Peut-être vous souvenez-vous de ce moment volé où l’on trempait fièrement notre morceau de sucre dans le café brûlant de mamie espérant au passage capter une lichette du goût amer du café. A l’époque, hors de question d’y tremper nos lèvres car on le sait, le café est à proscrire pour les plus jeunes, au même titre que le thé. C’était avant, à l’époque où les enfants se contentaient de boire un chocolat chaud au réveil ou du lait, point barre. En 2025, les lignes ont bougé et nos jolies têtes blondes refusent de passer à côté du rituel sacré du café. Si bien que sur la carte des coffee shops, on retrouve désormais une nouvelle boisson lactée : le babyccino, soit la contraction du mot “baby” pour bébé et de cappuccino.
Pas de café dans le babyccino – rassurez-vous – juste une mousse de lait bien montée, parfois accompagnée d’un soupçon de cacao. Soit simplement de quoi imiter les grands. Venu tout droit d’Australie (pays inventeur des avocado toasts et autres coffee snobs), le babyccino s’exporte doucement mais sûrement chez nous et pas seulement dans les quartiers huppés de Bruxelles ou les cafés branchés d’Anvers. À Namur, Gand, Liège, et même dans le sud de la Belgique, il n’est plus rare de voir un enfant siroter fièrement sa boisson mousseuse pendant que ses parents dégustent leur équivalent caféiné. Parce qu’après tout, si les parents ont leur café de spécialité, pourquoi pas les enfants ?
Un rituel qui en dit long
Au-delà d’une nouvelle boisson kids-friendly, le babyccino traduit une tendance sociétale plus profonde : celle d’un nouveau modèle de parentalité plus contemporain, et toujours plus inclusif. Aujourd’hui, il n’est plus question d’aller boire son café sans sa progéniture. Le coffee shop, autrefois bastion du travailleur nomade et lieu de rendez-vous par excellence du dimanche où l’on se donne rendez-vous pour bruncher, se transforme petit à petit en nouveau théâtre familial.
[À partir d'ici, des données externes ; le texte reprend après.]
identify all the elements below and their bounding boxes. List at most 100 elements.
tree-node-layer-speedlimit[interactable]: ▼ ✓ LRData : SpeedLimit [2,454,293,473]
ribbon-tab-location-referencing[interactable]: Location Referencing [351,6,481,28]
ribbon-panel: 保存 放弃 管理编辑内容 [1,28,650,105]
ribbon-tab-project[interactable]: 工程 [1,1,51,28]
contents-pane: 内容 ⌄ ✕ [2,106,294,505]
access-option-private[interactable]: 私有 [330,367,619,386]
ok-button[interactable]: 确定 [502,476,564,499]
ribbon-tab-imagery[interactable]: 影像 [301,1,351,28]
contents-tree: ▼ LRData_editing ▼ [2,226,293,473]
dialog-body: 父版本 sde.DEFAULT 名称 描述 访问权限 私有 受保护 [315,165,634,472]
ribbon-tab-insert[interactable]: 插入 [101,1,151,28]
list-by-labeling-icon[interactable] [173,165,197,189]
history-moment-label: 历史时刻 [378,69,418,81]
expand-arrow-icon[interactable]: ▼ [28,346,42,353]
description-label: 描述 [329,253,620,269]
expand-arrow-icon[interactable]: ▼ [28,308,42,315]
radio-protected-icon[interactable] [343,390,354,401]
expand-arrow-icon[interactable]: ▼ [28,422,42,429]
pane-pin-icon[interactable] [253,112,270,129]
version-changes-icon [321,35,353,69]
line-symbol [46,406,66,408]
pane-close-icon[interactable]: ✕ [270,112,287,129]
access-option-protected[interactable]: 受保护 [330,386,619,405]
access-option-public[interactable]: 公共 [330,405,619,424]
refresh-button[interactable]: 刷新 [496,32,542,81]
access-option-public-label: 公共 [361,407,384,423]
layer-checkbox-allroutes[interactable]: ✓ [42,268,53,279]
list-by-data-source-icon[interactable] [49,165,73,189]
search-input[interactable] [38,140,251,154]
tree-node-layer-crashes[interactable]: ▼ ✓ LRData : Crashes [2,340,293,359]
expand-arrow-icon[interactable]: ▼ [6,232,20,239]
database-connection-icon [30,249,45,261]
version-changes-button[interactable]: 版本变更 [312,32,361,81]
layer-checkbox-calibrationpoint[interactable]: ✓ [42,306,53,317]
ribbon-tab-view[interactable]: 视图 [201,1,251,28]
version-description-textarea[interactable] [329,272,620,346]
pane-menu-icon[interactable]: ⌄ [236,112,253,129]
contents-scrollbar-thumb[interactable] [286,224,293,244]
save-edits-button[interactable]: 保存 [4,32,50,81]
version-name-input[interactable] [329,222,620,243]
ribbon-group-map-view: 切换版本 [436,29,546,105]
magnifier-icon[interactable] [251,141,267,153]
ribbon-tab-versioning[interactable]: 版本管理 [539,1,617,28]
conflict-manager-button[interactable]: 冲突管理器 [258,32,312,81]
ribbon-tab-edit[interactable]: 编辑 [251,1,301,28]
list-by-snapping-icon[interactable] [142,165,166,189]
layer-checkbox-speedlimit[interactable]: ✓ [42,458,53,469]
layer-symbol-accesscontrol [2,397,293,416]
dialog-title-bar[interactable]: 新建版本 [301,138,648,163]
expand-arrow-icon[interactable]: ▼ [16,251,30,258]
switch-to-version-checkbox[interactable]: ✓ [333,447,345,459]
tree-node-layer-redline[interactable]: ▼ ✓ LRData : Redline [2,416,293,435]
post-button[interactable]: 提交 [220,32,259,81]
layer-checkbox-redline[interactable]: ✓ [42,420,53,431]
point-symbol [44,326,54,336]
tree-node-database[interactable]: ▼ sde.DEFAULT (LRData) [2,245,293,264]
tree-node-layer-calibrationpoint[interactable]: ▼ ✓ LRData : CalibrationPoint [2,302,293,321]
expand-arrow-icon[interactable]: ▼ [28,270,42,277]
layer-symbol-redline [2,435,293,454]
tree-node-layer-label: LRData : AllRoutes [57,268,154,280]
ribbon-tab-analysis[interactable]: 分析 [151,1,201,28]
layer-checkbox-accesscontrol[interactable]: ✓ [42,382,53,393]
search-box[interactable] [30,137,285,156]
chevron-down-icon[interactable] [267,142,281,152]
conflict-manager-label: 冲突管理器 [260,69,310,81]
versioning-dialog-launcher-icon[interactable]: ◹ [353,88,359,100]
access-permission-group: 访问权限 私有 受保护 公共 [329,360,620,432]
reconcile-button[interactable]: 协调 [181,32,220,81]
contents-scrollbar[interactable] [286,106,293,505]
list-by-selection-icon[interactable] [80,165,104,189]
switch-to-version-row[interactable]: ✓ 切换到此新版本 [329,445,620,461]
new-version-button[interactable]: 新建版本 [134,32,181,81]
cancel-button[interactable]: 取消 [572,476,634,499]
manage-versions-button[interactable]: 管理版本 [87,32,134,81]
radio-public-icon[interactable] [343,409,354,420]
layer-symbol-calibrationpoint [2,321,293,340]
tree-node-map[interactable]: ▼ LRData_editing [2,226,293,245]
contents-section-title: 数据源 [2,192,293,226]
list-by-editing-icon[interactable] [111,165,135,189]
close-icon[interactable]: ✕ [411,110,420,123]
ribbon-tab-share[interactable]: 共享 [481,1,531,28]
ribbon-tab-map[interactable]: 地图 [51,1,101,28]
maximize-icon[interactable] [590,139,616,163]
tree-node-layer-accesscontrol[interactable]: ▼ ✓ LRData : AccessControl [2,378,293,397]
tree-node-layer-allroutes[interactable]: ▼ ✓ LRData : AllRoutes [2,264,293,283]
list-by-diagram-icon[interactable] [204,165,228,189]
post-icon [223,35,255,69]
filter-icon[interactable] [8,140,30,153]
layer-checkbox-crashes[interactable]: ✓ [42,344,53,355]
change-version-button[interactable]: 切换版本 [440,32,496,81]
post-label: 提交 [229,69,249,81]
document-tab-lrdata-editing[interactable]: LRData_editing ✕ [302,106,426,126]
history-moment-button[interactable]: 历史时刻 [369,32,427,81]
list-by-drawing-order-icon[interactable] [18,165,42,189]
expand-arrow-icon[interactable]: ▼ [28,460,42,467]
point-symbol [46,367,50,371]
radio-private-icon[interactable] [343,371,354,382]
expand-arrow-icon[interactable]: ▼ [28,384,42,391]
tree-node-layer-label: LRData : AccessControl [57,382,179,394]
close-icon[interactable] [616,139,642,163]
On y vient en duo parent-enfant, chacun son latte – version caféinée ou non.
Pourquoi ça plait aux enfants comme aux parents ?
L’arrivée du babyccino en Belgique aurait pu passer sous les radars, toutefois dans une époque où l’image prime, il semblerait que le babyccino connaisse son heure de gloire, au même titre que son grand cousin le matcha. La raison ? Son pouvoir hautement instagrammable : sa mousse onctueuse, la tasse XXL à côté des petits mains boudinés de notre marmaille, son nuage de chocolat. Oui, le café devient photogénique même pour les plus jeunes, et les parents, eux, y trouvent l’occasion d’ajouter une nouvelle case à cocher parmi toutes les grandes premières fois de bébé, à côté de la première purée ou du premier “areuuh”. Un moment trop mignon à capturer pour s’en souvenir pour toujours.
En vidéo, on vous explique pourquoi le matcha séduit tant :
Et si les enfants apprécient autant, c’est d’abord et avant tout pour pouvoir jouer au “grand”. Une manière inoffensive, tendre et presque naïve de partager un moment privilégié avec son parent. Et c’est peut-être ça qui séduit tant les parents : en prenant le temps de boire un café avec son enfant, le parent pousse son tout-petit vers encore plus d’autonomie, et le valorise devenant ainsi un “bon parent”, du moins celui qui s’inscrit dans une démarche de parentalité dite “positive” ou encore “bienveillante”. Une notion largement galvaudée mais qui continue pourtant d’incarner le Graal du parent moderne.
En partageant ce rituel du quotidien avec son enfant, en le valorisant via ce simple geste, on coche la case de l’autonomie, de l’écoute, du lien. En somme, on se rapproche – même fugacement – de cette figure du « bon parent », attentive, impliquée, consciente et toujours dans la co-expérience. Car on ne boit pas simplement un café, on vit un moment, même du haut de son mètre 20 et de ses 4 ans.